For now, enable FA + enable graph reuse + in your new PR, the decode perf is:
- Run
split-graphonly the first time of decode, it takes about 314 ms (from 700 to 314, great improvement). - Then only
compute-graphin subsequent times, it takes about 380 ms.
So the total time is 314 + 380*N ms, N is the number of output tokens. When N is large enough, the 314 can be ignored and the max decode perf is 1000/380=2.63 token/s
Need to do something about compute-graph if we wanna further improving perf.
Why is it such a big improvement? _tensors.clear() need to call fastRPC but delete tensor needn't, right?
What I did here is just to reduce the rpc calls, from my profiling, each rpc calls can introduce several ms latency, so here I've merged them into just 1 rpc calls
And for the graph_compute cost, thought we can have a breakdown with the profiler output that capture from logcat
@chraac I'd like to ask, besides using llama.cpp, what other inference frameworks support Qualcomm NPU deployment? Does Qualcomm officially use QNN-SDK and Hexagon-SDK themself to deploy NPU? Do you know their performance?
what other inference frameworks support Qualcomm NPU deployment?
Can check out MLLM - they have their own model format and NPU support.
Does Qualcomm officially use QNN-SDK and Hexagon-SDK themself to deploy NPU? Do you know their performance?
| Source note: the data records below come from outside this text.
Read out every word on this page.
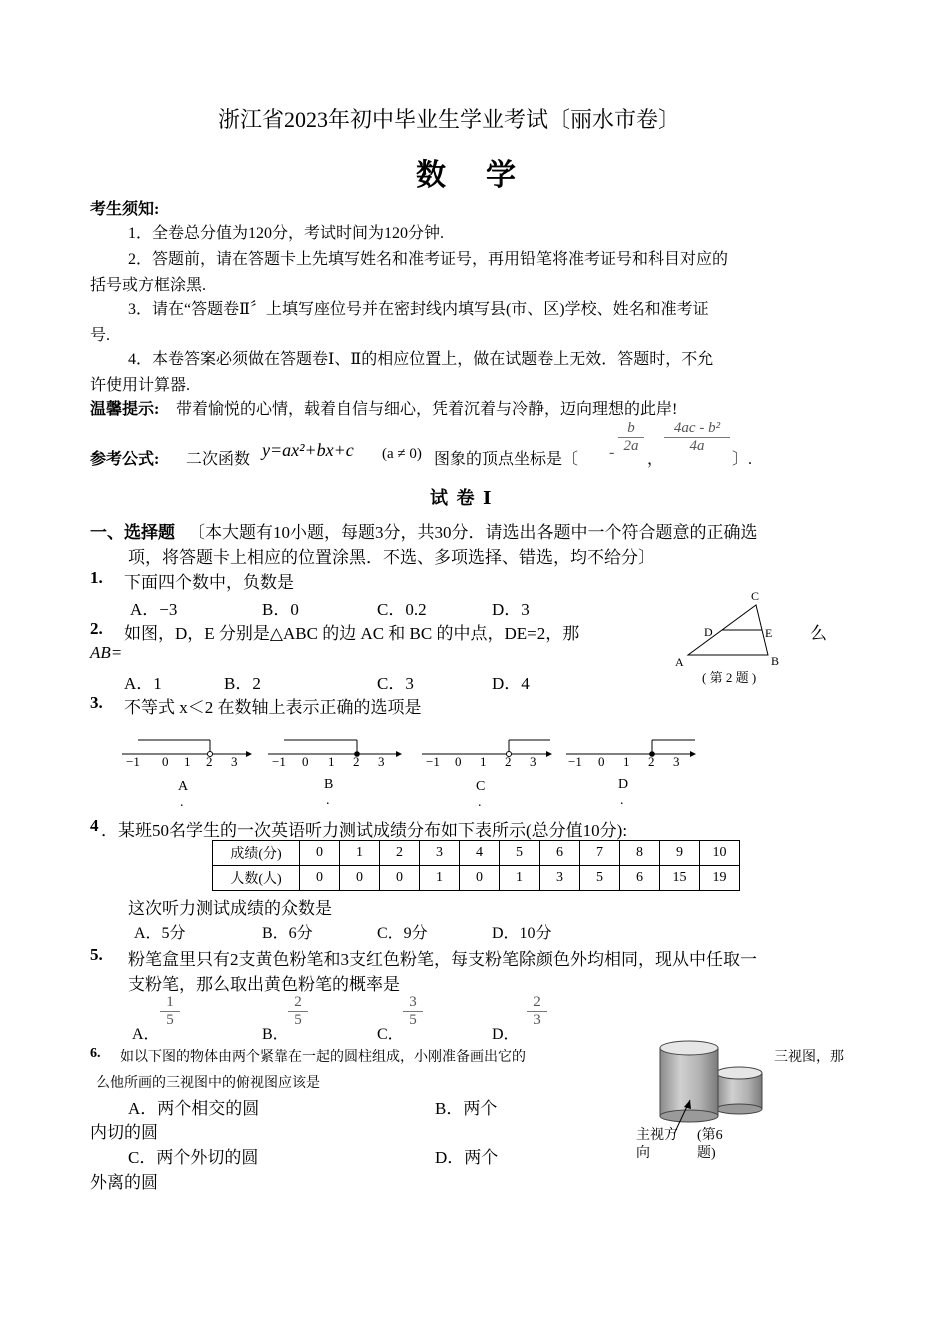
浙江省2023年初中毕业生学业考试〔丽水市卷〕
数学
考生须知:
1．全卷总分值为120分，考试时间为120分钟.
2．答题前，请在答题卡上先填写姓名和准考证号，再用铅笔将准考证号和科目对应的
括号或方框涂黑.
3．请在“答题卷Ⅱ〞上填写座位号并在密封线内填写县(市、区)学校、姓名和准考证
号.
4．本卷答案必须做在答题卷Ⅰ、Ⅱ的相应位置上，做在试题卷上无效．答题时，不允
许使用计算器.
温馨提示: 带着愉悦的心情，载着自信与细心，凭着沉着与冷静，迈向理想的此岸!
参考公式: 二次函数 y=ax²+bx+c (a ≠ 0) 图象的顶点坐标是〔 - $\frac{b}{2a}$
，
$\frac{\text{4ac - b²}}{4a}$
〕.
试 卷 Ⅰ
一、选择题 〔本大题有10小题，每题3分，共30分．请选出各题中一个符合题意的正确选
项，将答题卡上相应的位置涂黑．不选、多项选择、错选，均不给分〕
1. 下面四个数中，负数是
A．−3	B．0	C．0.2	D．3
2. 如图，D，E 分别是△ABC 的边 AC 和 BC 的中点，DE=2，那	么
AB=
A．1	B．2	C．3	D．4
C
D	E
A	B
( 第 2 题 )
3. 不等式 x＜2 在数轴上表示正确的选项是
−1 0 1 2 3	−1 0 1 2 3	−1 0 1 2 3 −1 0 1 2 3
A	B	C	D
.	.	.	.
4 ．某班50名学生的一次英语听力测试成绩分布如下表所示(总分值10分):
成绩(分)	0	1	2	3	4	5	6	7	8	9	10
人数(人)	0	0	0	1	0	1	3	5	6	15	19
这次听力测试成绩的众数是
A．5分	B．6分	C．9分	D．10分
5. 粉笔盒里只有2支黄色粉笔和3支红色粉笔，每支粉笔除颜色外均相同，现从中任取一
支粉笔，那么取出黄色粉笔的概率是
A．
$\frac{1}{5}$
B．
$\frac{2}{5}$
C．
$\frac{3}{5}$
D．
$\frac{2}{3}$
6. 如以下图的物体由两个紧靠在一起的圆柱组成，小刚准备画出它的	三视图，那
么他所画的三视图中的俯视图应该是
A．两个相交的圆	B．两个
内切的圆
C．两个外切的圆	D．两个
外离的圆
主视方
向
(第6
题)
I'm not a Qualcomm employee, so I can't say for certain what they use internally. However, in large companies like this, there are typically multiple teams working on LLM inference acceleration using different approaches - some might use QNN while others use hexagon-npu directly.
They likely have access to HMX instructions that aren't publicly available, which could provide some performance benefits. That said, I think the real bottleneck is still memory bandwidth, so even with HMX, the gains might be modest.
Hey @finneyyan , it’s been a while! We’ve made several improvements to the hexagon-npu backend and are seeing significant performance gains. When you have a moment, could you test your case again? You can also try the changes in PR #59.